10 blade settings at 10 speeds at 33 thicknesses so there are 3,300 settings to set your cutter too when using the standard blade (not counting the double cut or track enhancing). It is amazing the choice we have at our fingertips.
Presets are your friend.
Quite often I hear "I don't use the presets." said in a voice that sounds like its a bad thing to do. I wish I had all the presets when I got my craft robo back in the day. Presets are there to give you a start point, a suggestion of what the cut settings could be and while these may give you a perfectly decent cut, sometimes you need to change them to give you that crisp finish.
So you have picked out the media you want to cut and chosen an appropriate match for it in the cut settings window, after doing a test cut the results are not quite what you would like them to be. The cut hasn't quite gone through the media. Stop!!!! Do not dial up that blade! If you have set your blade to the correct setting and you increase the blade length, you run the risk of breaking the tip off your blade or cutting through your mat.
|The correct blade setting for silhouette chipboard.|
More often than not the thickness settings can fix this problem.
All card is not created equal, if you were to look at a card from different manufacturers under a microscope they will look quite different.
Although two cardstocks may have the same weight, the way they were made can be very different each being made up of different size particles, different binder holding it all together, using different dye or bleach, it may also be coated. The photos on the left show in order from top to bottom brown paper, silhouette chipboard, vellum and white cardstock, note the different fibers in all four. It is these differences that affect the Thickness settings that we need to choose.

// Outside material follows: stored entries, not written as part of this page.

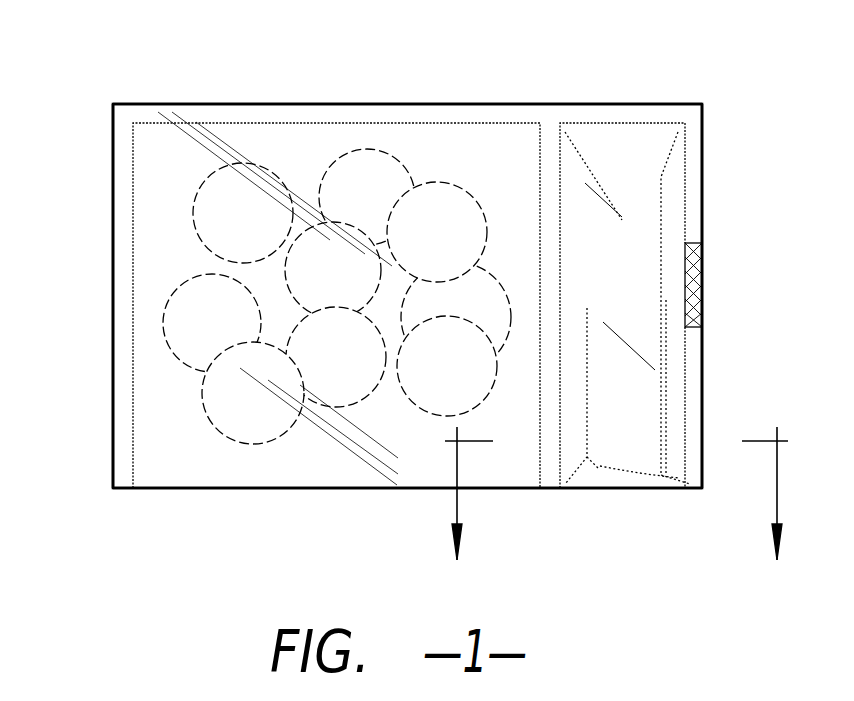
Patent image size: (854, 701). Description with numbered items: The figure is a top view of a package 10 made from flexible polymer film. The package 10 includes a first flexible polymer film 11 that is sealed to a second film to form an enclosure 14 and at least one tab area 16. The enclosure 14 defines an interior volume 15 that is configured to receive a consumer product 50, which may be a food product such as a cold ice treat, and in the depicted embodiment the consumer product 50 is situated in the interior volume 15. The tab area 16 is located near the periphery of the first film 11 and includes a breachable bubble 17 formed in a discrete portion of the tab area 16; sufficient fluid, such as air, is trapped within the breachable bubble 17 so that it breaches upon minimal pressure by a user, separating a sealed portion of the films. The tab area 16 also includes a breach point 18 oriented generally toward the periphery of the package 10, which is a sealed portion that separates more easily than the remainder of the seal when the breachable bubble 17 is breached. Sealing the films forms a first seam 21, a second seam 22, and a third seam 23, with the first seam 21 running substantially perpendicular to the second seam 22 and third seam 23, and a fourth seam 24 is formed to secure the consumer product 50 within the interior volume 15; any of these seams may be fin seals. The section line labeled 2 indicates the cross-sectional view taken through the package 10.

The package 10 is at (127, 60).
The first flexible polymer film 11 is at (133, 205).
The enclosure 14 is at (323, 488).
The interior volume 15 is at (218, 455).
The tab area 16 is at (605, 490).
The breachable bubble 17 is at (620, 445).
The breach point 18 is at (697, 287).
The first seam 21 is at (472, 113).
The second seam 22 is at (693, 182).
The third seam 23 is at (550, 135).
The fourth seam 24 is at (122, 303).
The consumer product 50 is at (370, 150).
The section line 2- 2 is at (630, 497).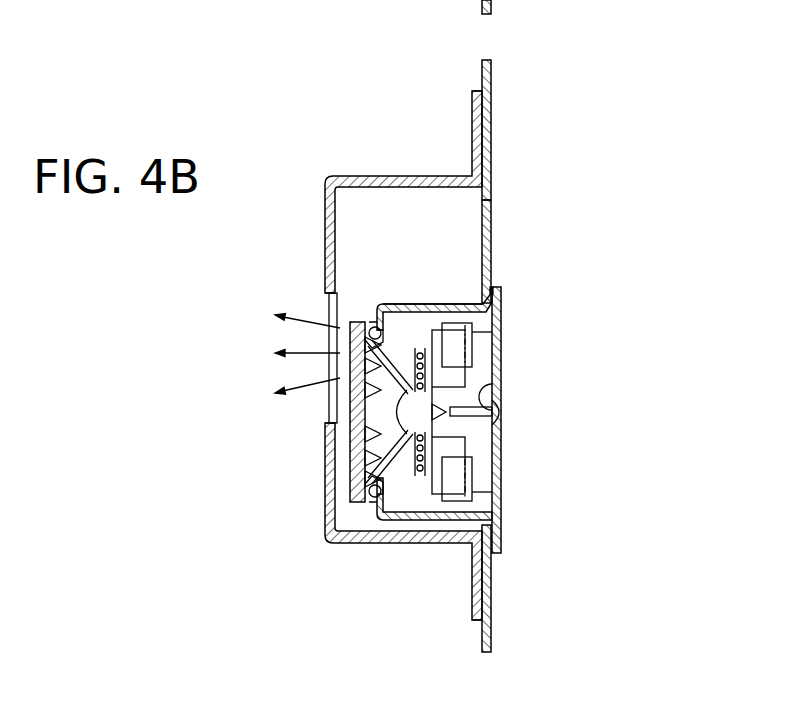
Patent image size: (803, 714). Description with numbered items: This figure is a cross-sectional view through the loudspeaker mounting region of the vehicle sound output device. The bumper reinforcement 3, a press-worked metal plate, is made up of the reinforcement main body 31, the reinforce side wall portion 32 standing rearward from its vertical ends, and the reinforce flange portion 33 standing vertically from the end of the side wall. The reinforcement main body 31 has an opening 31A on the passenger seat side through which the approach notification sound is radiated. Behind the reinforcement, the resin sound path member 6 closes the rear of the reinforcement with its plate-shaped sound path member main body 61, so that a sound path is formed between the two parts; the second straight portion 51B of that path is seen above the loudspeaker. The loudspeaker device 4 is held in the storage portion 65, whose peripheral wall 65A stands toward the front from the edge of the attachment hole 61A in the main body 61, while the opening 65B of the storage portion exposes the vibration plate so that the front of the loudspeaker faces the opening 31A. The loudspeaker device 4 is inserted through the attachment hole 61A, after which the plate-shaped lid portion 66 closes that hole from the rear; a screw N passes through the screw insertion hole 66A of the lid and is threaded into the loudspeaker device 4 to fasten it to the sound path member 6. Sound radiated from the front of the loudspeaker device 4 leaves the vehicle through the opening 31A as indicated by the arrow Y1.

The bumper reinforcement 3 is at (332, 355).
The reinforcement main body 31 is at (325, 470).
The opening 31A is at (335, 370).
The reinforce side wall portion 32 is at (432, 182).
The reinforce flange portion 33 is at (482, 105).
The loudspeaker device 4 is at (470, 340).
The second straight portion 51B is at (388, 236).
The sound path member 6 is at (495, 158).
The sound path member main body 61 is at (493, 240).
The attachment hole 61A is at (497, 310).
The storage portion 65 is at (368, 327).
The peripheral wall 65A is at (446, 306).
The opening 65B is at (352, 320).
The lid portion 66 is at (497, 486).
The screw insertion hole 66A is at (496, 390).
The screw N is at (503, 412).
The arrow Y1 is at (300, 320).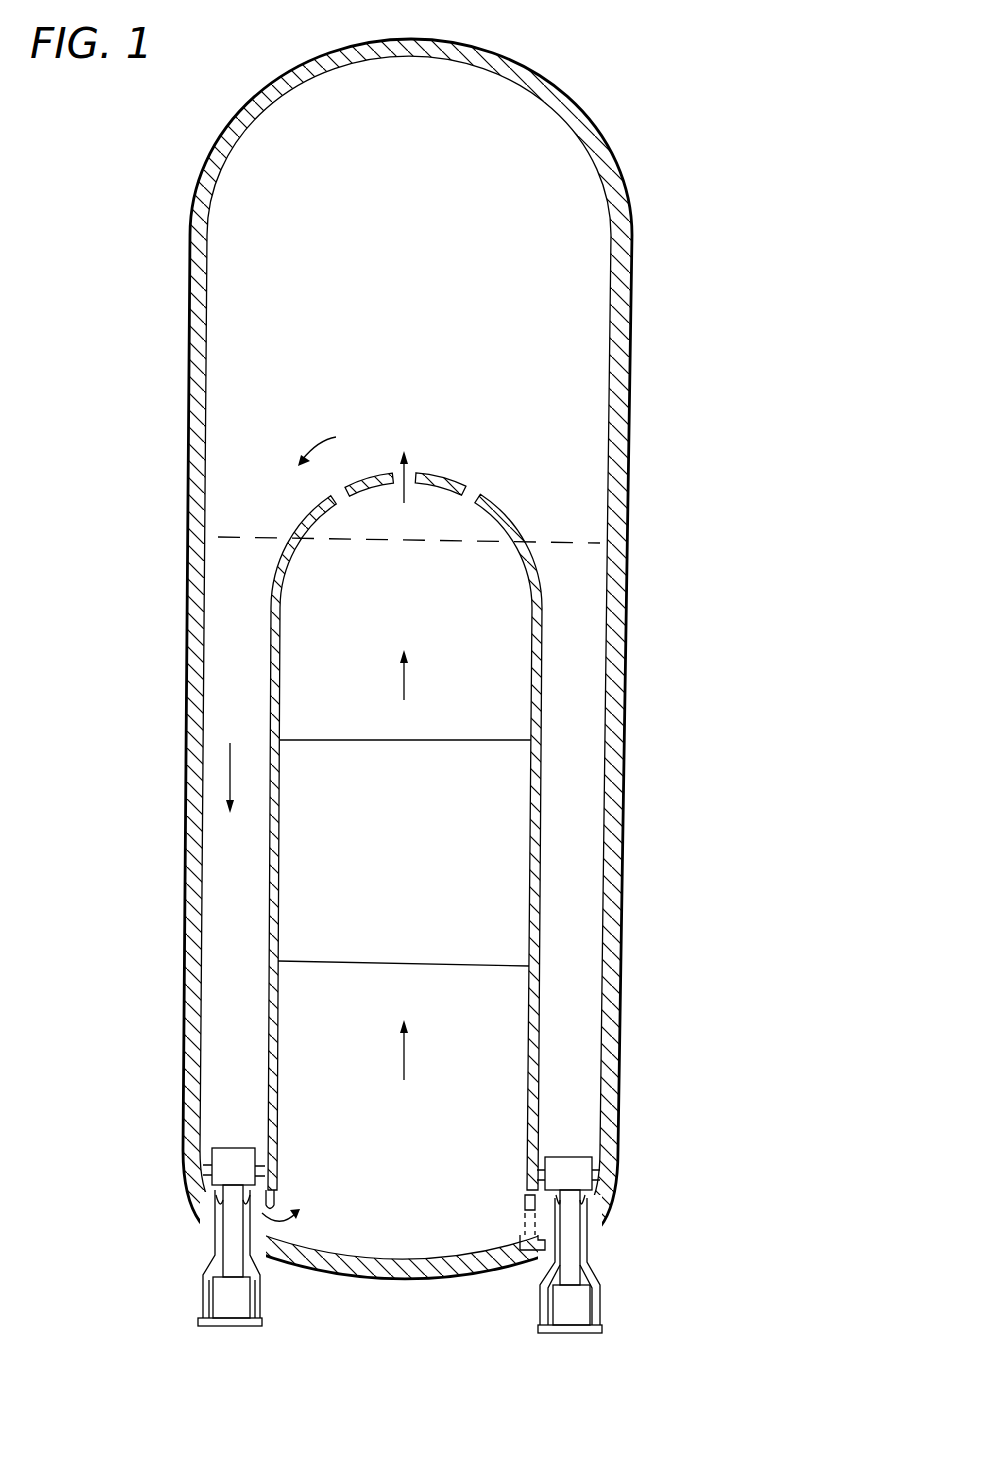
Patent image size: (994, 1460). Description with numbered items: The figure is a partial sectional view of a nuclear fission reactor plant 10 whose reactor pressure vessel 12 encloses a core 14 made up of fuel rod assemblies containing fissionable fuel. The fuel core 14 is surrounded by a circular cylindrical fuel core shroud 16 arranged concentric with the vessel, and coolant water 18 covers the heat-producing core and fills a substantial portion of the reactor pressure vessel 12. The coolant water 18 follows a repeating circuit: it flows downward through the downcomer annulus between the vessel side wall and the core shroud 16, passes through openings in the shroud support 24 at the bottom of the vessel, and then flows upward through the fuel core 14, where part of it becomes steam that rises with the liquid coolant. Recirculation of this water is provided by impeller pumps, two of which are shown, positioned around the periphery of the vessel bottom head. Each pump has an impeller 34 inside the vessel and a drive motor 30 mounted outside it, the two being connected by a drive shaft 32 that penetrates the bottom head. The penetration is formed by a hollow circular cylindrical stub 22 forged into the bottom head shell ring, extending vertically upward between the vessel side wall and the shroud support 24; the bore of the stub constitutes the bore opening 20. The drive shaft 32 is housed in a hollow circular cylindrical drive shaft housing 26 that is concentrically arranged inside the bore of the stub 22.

The nuclear fission reactor plant 10 is at (148, 240).
The reactor pressure vessel 12 is at (632, 250).
The core 14 is at (417, 875).
The fuel core shroud 16 is at (531, 665).
The coolant water 18 is at (417, 575).
The bore opening 20 is at (587, 1262).
The stub 22 is at (528, 1200).
The shroud support 24 is at (527, 1240).
The drive shaft housing 26 is at (587, 1268).
The drive motor 30 is at (578, 1298).
The drive shaft 32 is at (568, 1257).
The impeller 34 is at (578, 1172).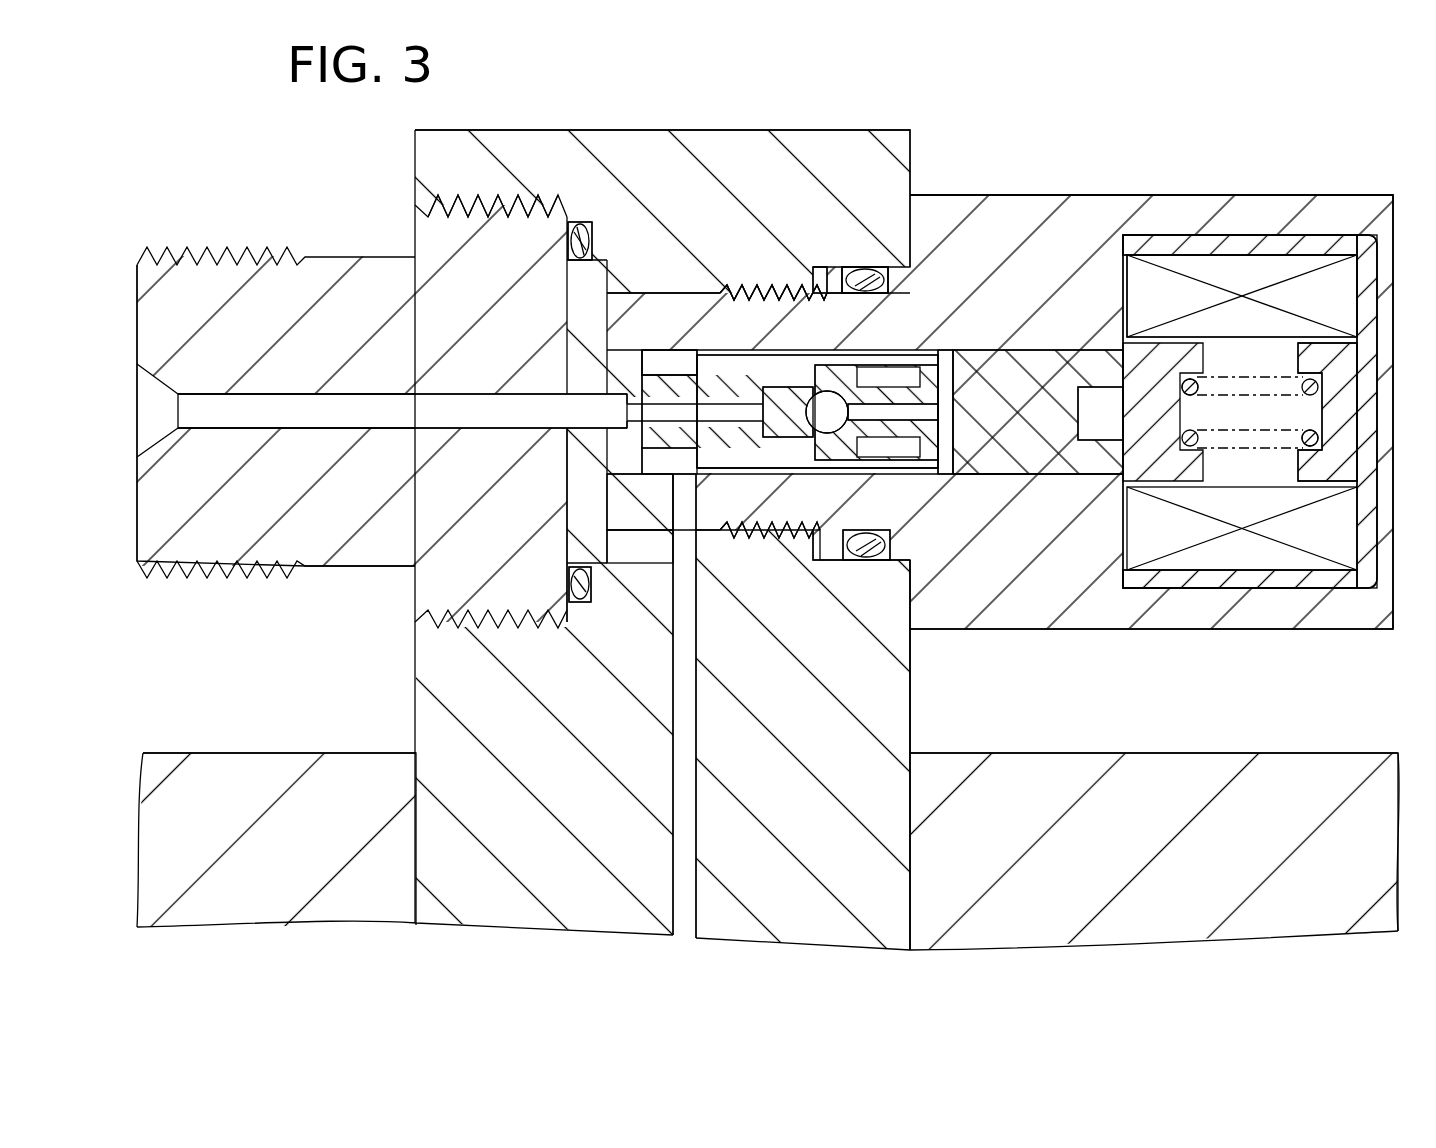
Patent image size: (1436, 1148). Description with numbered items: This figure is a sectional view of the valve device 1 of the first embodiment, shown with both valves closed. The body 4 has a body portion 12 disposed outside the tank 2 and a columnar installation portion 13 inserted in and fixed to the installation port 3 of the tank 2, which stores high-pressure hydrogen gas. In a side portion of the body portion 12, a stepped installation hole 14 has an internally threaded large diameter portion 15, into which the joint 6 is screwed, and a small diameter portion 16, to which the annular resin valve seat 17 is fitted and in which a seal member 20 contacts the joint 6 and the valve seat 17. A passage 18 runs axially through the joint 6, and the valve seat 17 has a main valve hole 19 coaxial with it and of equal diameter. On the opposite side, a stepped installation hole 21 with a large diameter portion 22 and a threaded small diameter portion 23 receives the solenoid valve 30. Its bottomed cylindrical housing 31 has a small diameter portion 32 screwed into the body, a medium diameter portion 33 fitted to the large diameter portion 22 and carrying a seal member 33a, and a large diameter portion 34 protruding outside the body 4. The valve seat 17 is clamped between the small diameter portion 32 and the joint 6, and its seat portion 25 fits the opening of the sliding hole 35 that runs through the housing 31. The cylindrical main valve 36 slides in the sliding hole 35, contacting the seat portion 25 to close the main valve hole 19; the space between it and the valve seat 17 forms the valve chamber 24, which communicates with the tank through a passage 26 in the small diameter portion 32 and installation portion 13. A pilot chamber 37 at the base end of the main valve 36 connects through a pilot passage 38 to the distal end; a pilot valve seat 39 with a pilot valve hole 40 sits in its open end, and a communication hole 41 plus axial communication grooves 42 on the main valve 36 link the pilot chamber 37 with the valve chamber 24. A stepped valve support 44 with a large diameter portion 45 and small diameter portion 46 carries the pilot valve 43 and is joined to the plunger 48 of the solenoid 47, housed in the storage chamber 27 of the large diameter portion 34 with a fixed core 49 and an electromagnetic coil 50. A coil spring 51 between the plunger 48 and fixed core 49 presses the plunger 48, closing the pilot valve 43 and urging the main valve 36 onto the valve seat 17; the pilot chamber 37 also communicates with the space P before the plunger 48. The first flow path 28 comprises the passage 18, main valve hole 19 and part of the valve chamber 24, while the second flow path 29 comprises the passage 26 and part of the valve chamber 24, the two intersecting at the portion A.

The valve device 1 is at (980, 117).
The tank 2 is at (1198, 753).
The installation port 3 is at (418, 765).
The body 4 is at (1000, 658).
The joint 6 is at (330, 257).
The body portion 12 is at (912, 650).
The installation portion 13 is at (912, 793).
The stepped installation hole 14 is at (608, 97).
The large diameter portion 15 is at (545, 200).
The small diameter portion 16 is at (598, 255).
The valve seat 17 is at (566, 533).
The passage 18 is at (386, 430).
The main valve hole 19 is at (551, 420).
The seal member 20 is at (569, 582).
The stepped installation hole 21 is at (790, 97).
The large diameter portion 22 is at (815, 267).
The small diameter portion 23 is at (722, 290).
The valve chamber 24 is at (668, 540).
The seat portion 25 is at (650, 480).
The passage 26 is at (676, 786).
The storage chamber 27 is at (1332, 247).
The first flow path 28 is at (290, 430).
The second flow path 29 is at (676, 890).
The solenoid valve 30 is at (1098, 193).
The housing 31 is at (1200, 193).
The small diameter portion 32 is at (667, 292).
The medium diameter portion 33 is at (893, 264).
The seal member 33a is at (858, 267).
The large diameter portion 34 is at (1275, 193).
The sliding hole 35 is at (1000, 355).
The main valve 36 is at (793, 355).
The pilot chamber 37 is at (903, 450).
The pilot passage 38 is at (695, 440).
The pilot valve seat 39 is at (775, 387).
The pilot valve hole 40 is at (818, 430).
The communication hole 41 is at (863, 497).
The communication grooves 42 is at (905, 350).
The pilot valve 43 is at (845, 365).
The valve support 44 is at (922, 478).
The large diameter portion 45 is at (810, 540).
The small diameter portion 46 is at (952, 395).
The solenoid 47 is at (1188, 126).
The plunger 48 is at (1055, 478).
The fixed core 49 is at (1348, 463).
The electromagnetic coil 50 is at (1305, 574).
The coil spring 51 is at (1213, 377).
The portion A is at (658, 362).
The space P is at (975, 476).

Thickness refers to the density and more. If you imagine your in a swimming pool of water you can move along with some resistance you don't have to work too hard. This will be our number 3 setting now imagine someone comes along and puts custard powder in the water it becomes thicker and harder to move through. As more custard powder is added it get harder and harder to move through. Increased effort is required to move through thicker materials so thicker media requires a higher thickness setting so it will push harder while cutting, pushing harder does not mean deeper. The custard does not have to be deep to slow you down just thick. this is why when you want to cut a heavyweight vinyl, the thickness setting needs to be increased although we would consider this a thin media as it has no depth, it can require quite a force to cut. When increasing your thickness settings give thought to your speed. if you are cutting with a high thickness setting you have an increased risk of damaging your blade as it takes a little longer for the blade to rotate in its housing. A slower speed will allow the blade to turn and change direction more effectively. For media not in the presets choose which closest matches your media and use a serious of test cuts to determine the best settings, write down your results on the packaging in a notebook or save them to your computer. Test cut test cut and test cut getting the settings right will save you a lot of cardstock.